Juli Pereto, professor of Biochemistry and Molecular Biology at the University of Valencia, points out that, before the meteorite, ecosystems suffered from a shortage of these elements, which limited the expansion of life. “After the impact, a kind of global fertilization occurred, making those limiting chemical elements more accessible and giving a boost to the diversification and propagation of microorganisms,” says this researcher who is not involved in the study.
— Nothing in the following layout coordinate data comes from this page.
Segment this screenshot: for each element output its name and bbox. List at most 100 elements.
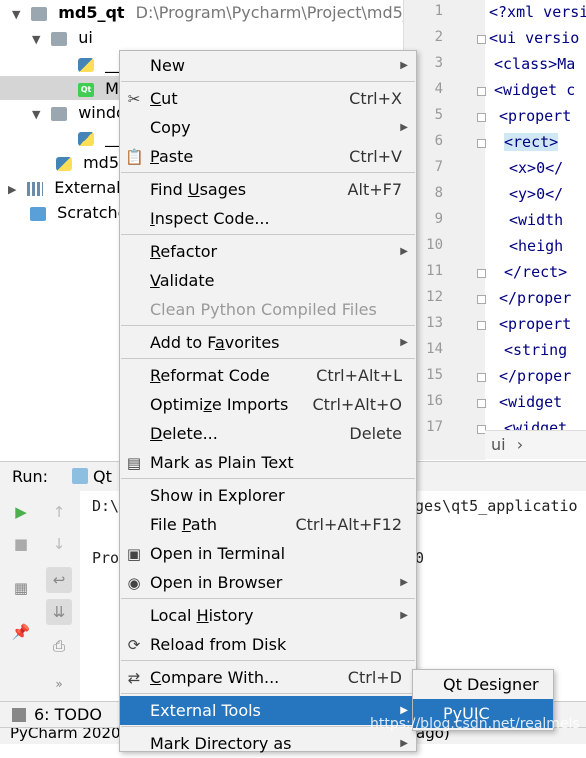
chevron-down-icon[interactable]: ▼ — [12, 2, 26, 28]
scroll-to-end-icon[interactable]: ⇊ — [46, 599, 72, 625]
fold-marker-icon[interactable] — [477, 295, 486, 304]
menu-item-label: Local History — [150, 606, 254, 625]
fold-marker-icon[interactable] — [477, 269, 486, 278]
project-name: md5_qt — [58, 3, 125, 22]
chevron-down-icon[interactable]: ▼ — [32, 27, 46, 53]
menu-item-shortcut: Delete — [349, 424, 402, 443]
project-path: D:\Program\Pycharm\Project\md5_q — [135, 3, 421, 22]
arrow-down-icon[interactable]: ↓ — [46, 531, 72, 557]
menu-item-label: Mark Directory as — [150, 734, 292, 753]
menu-item-validate[interactable]: Validate — [120, 266, 416, 295]
menu-item-inspect-code[interactable]: Inspect Code... — [120, 204, 416, 233]
context-menu: New ▶ ✂ Cut Ctrl+X Copy ▶ 📋 Paste Ctrl+V Find Usag… — [119, 50, 417, 753]
breadcrumb-item[interactable]: ui — [491, 435, 506, 454]
menu-item-paste[interactable]: 📋 Paste Ctrl+V — [120, 142, 416, 171]
submenu-item-qt-designer[interactable]: Qt Designer — [413, 670, 553, 699]
menu-item-mark-as-plain-text[interactable]: ▤ Mark as Plain Text — [120, 448, 416, 477]
menu-item-label: Open in Terminal — [150, 544, 286, 563]
code-line: <ui versio — [489, 29, 580, 47]
menu-item-add-to-favorites[interactable]: Add to Favorites ▶ — [120, 328, 416, 357]
libraries-icon — [27, 181, 44, 196]
menu-item-label: Refactor — [150, 242, 218, 261]
menu-item-mark-directory-as[interactable]: Mark Directory as ▶ — [120, 729, 416, 758]
code-line: <widget c — [494, 81, 576, 99]
code-line: <width — [509, 211, 564, 229]
menu-item-label: Cut — [150, 89, 178, 108]
tree-item-external-libraries[interactable]: ▶ External — [8, 175, 121, 201]
menu-item-copy[interactable]: Copy ▶ — [120, 113, 416, 142]
menu-item-find-usages[interactable]: Find Usages Alt+F7 — [120, 175, 416, 204]
tree-item-ui[interactable]: ▼ ui — [32, 25, 93, 51]
code-line: <propert — [499, 315, 572, 333]
menu-item-label: Validate — [150, 271, 215, 290]
menu-item-refactor[interactable]: Refactor ▶ — [120, 237, 416, 266]
tree-item-label: ui — [78, 28, 93, 47]
play-icon[interactable]: ▶ — [8, 499, 34, 525]
menu-item-label: Clean Python Compiled Files — [150, 300, 377, 319]
menu-item-reload-from-disk[interactable]: ⟳ Reload from Disk — [120, 630, 416, 659]
scissors-icon: ✂ — [127, 90, 141, 108]
menu-item-label: Copy — [150, 118, 191, 137]
menu-item-label: Show in Explorer — [150, 486, 285, 505]
tree-item-scratches[interactable]: Scratche — [30, 200, 127, 226]
fold-marker-icon[interactable] — [477, 373, 486, 382]
python-file-icon — [56, 156, 72, 171]
folder-icon — [51, 106, 68, 121]
layout-icon[interactable]: ▦ — [8, 575, 34, 601]
menu-item-label: Paste — [150, 147, 194, 166]
soft-wrap-icon[interactable]: ↩ — [46, 567, 72, 593]
menu-item-shortcut: Alt+F7 — [347, 180, 402, 199]
code-lines: 1 <?xml versi 2 <ui versio 3 <class>Ma 4 <widge… — [403, 0, 586, 437]
menu-item-cut[interactable]: ✂ Cut Ctrl+X — [120, 84, 416, 113]
run-tab[interactable]: Qt — [93, 467, 112, 486]
menu-item-shortcut: Ctrl+D — [347, 668, 402, 687]
menu-item-open-in-browser[interactable]: ◉ Open in Browser ▶ — [120, 568, 416, 597]
fold-marker-icon[interactable] — [477, 113, 486, 122]
chevron-down-icon[interactable]: ▼ — [32, 102, 46, 128]
console-line-2-start: Pro — [92, 549, 120, 567]
menu-item-label: File Path — [150, 515, 218, 534]
tree-item-label: Scratche — [57, 203, 128, 222]
menu-item-file-path[interactable]: File Path Ctrl+Alt+F12 — [120, 510, 416, 539]
fold-marker-icon[interactable] — [477, 139, 486, 148]
menu-item-open-in-terminal[interactable]: ▣ Open in Terminal — [120, 539, 416, 568]
tree-item-window[interactable]: ▼ windo — [32, 100, 126, 126]
plain-text-icon: ▤ — [126, 454, 142, 472]
fold-marker-icon[interactable] — [477, 399, 486, 408]
more-icon[interactable]: » — [46, 671, 72, 697]
fold-marker-icon[interactable] — [477, 321, 486, 330]
menu-separator — [121, 234, 415, 235]
todo-tab[interactable]: 6: TODO — [34, 702, 102, 728]
menu-item-reformat-code[interactable]: Reformat Code Ctrl+Alt+L — [120, 361, 416, 390]
arrow-up-icon[interactable]: ↑ — [46, 499, 72, 525]
python-file-icon — [78, 57, 94, 72]
line-number: 1 — [434, 3, 443, 19]
code-line: <y>0</ — [509, 185, 564, 203]
menu-item-label: Compare With... — [150, 668, 280, 687]
tree-item-label: External — [54, 178, 121, 197]
fold-marker-icon[interactable] — [477, 35, 486, 44]
menu-item-optimize-imports[interactable]: Optimize Imports Ctrl+Alt+O — [120, 390, 416, 419]
folder-icon — [31, 6, 48, 21]
pin-icon[interactable]: 📌 — [8, 619, 34, 645]
run-label: Run: — [12, 467, 49, 486]
menu-item-compare-with[interactable]: ⇄ Compare With... Ctrl+D — [120, 663, 416, 692]
watermark: https://blog.csdn.net/realmels — [370, 716, 580, 732]
tree-root[interactable]: ▼ md5_qt D:\Program\Pycharm\Project\md5_… — [12, 0, 421, 26]
menu-item-delete[interactable]: Delete... Delete — [120, 419, 416, 448]
fold-marker-icon[interactable] — [477, 87, 486, 96]
menu-item-new[interactable]: New ▶ — [120, 51, 416, 80]
console-line-1-end: ges\qt5_applicatio — [415, 497, 578, 515]
submenu-arrow-icon: ▶ — [400, 610, 408, 621]
submenu-arrow-icon: ▶ — [400, 246, 408, 257]
submenu-arrow-icon: ▶ — [400, 60, 408, 71]
print-icon[interactable]: ⎙ — [46, 633, 72, 659]
menu-separator — [121, 358, 415, 359]
stop-icon[interactable]: ■ — [8, 531, 34, 557]
chevron-right-icon[interactable]: ▶ — [8, 177, 22, 203]
console-line-1-start: D:\ — [92, 497, 120, 515]
menu-item-local-history[interactable]: Local History ▶ — [120, 601, 416, 630]
menu-item-show-in-explorer[interactable]: Show in Explorer — [120, 481, 416, 510]
run-config-icon — [72, 468, 88, 484]
code-line: <string — [504, 341, 568, 359]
Like the god Janus of Roman mythology, S2 had two faces. On the one hand, it could have been catastrophic for part of the nascent biosphere: those organisms that could not withstand the temporary warming of the sea or the darkening of the atmosphere, which could last for decades, perished. But it also represented an extraordinary evolutionary opportunity for microorganisms that until then had seen their expansion limited. “We can see it as further proof of life’s extraordinary capacity for adaptation,” summarizes Pereto.

This process, according to Jesús Martínez Frías, an expert in meteorites, planetary geology and astrobiology at the CSIC and president of the Spanish Network of Planetology and Astrobiology, is similar to what happens with large volcanic eruptions. “They have a destructive role, affecting environments and species, but also constructive because they rebuild marine contexts and continental regions that are affected by the catastrophe,” he points out.

The study that has just been published opens a new line of research to unravel the mysteries of the early Earth. “We are exploring how other microbes reacted to the impact, for example those that metabolize sulfur,” details Drabon. His team is also analyzing environmental changes after other high-impact events in our planet’s early history and how early living things took advantage of them.